Luchando por contener su frustración, Su Mo’en imploró:
—Puede que no piense mucho de ti, pero habiendo obtenido el certificado de matrimonio, ¡soy ciertamente pura!
¿Por quién la tomaba Qin Chuan?
¡Ella estaba por encima de participar en tales actos!
Después de recibir la respuesta que quería, Qin Chuan se dio la vuelta con una sonrisa triunfal.
—La escuchaste, Mo’en y yo estamos legalmente casados, e incluso el dinero para la habitación del hotel fue pagado por la propia Mo’en.
Entonces, ¿qué quieres hacer?
Sorprendida, Su Mo’en se preguntó si este tipo la había engañado de nuevo.
—Mo’en, ¿qué está pasando?
—Li Junye sintió la ira surgiendo a través de él hasta el punto de una hemorragia cerebral.
Su rostro palideció.
La había estado persiguiendo durante años, incluso arriesgando su vida para protegerla.

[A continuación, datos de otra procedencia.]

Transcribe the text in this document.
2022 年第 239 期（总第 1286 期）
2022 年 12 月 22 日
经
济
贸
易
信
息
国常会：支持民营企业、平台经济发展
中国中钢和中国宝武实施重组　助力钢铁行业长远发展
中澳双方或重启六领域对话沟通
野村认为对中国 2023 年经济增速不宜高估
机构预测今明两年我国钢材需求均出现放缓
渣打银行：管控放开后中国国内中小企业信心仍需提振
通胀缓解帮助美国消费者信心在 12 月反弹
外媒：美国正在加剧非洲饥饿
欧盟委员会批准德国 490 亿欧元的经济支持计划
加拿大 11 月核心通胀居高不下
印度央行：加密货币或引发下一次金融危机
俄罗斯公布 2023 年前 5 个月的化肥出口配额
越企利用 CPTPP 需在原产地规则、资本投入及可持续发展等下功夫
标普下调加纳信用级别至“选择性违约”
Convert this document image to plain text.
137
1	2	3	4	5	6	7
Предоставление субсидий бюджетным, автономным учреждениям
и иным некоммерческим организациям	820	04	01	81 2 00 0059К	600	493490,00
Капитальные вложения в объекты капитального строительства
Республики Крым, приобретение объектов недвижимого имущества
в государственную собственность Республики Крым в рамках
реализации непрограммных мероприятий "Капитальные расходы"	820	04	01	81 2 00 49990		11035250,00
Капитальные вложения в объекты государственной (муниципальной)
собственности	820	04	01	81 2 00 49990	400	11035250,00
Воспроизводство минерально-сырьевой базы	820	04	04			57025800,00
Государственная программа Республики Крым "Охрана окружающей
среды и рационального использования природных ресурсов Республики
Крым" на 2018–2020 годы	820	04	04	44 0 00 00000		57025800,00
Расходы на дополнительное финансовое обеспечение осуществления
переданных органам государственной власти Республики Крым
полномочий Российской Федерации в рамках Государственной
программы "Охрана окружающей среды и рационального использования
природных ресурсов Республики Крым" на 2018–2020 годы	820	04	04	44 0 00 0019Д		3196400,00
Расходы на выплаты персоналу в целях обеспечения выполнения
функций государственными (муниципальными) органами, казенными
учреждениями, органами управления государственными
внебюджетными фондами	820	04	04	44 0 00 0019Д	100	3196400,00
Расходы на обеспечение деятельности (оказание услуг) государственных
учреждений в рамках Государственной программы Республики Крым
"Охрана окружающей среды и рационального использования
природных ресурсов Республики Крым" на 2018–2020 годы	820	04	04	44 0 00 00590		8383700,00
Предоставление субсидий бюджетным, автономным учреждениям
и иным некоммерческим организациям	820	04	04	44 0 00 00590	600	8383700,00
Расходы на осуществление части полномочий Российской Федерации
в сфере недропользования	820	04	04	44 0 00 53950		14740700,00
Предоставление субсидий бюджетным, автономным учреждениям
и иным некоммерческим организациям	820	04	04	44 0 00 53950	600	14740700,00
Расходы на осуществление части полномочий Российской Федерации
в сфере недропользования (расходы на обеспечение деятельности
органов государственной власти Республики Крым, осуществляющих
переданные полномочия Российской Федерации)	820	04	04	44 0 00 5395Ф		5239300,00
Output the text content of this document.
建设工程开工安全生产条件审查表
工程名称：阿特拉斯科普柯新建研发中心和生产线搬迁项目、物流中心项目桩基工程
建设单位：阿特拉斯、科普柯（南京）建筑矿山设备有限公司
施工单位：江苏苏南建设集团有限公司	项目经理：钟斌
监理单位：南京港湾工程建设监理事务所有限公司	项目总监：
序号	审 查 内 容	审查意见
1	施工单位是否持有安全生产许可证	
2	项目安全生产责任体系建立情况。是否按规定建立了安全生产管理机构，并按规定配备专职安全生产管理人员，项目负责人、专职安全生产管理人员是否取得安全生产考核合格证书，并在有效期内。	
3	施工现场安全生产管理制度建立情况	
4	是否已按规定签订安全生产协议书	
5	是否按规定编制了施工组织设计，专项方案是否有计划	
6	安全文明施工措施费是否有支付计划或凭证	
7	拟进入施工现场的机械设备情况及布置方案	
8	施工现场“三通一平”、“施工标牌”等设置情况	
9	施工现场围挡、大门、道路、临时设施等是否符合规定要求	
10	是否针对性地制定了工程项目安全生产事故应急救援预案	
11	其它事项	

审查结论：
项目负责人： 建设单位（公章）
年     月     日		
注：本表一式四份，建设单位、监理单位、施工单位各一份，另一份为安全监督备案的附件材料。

Sin embargo, ¿ahora era superado por un recién llegado?
Lo que más le enfurecía era el comentario de Qin Chuan de que el dinero para la habitación había sido pagado por Su Mo’en.
Aunque el golpe financiero era insignificante, ¡la humillación era profunda!
Los subordinados estaban igualmente atónitos; hace tiempo que consideraban a Su Mo’en como su cuñada, pero ahora estaba casada y el novio no era su jefe Li Junye…
esto…
Podían sentir la ira de Li Junye disparándose.
¿Cómo se atrevía este chico, que no sufría una trombosis cerebral de una década, a casarse con su cuñada?
¡Era como encender una vela en un baño—estaba buscando la muerte!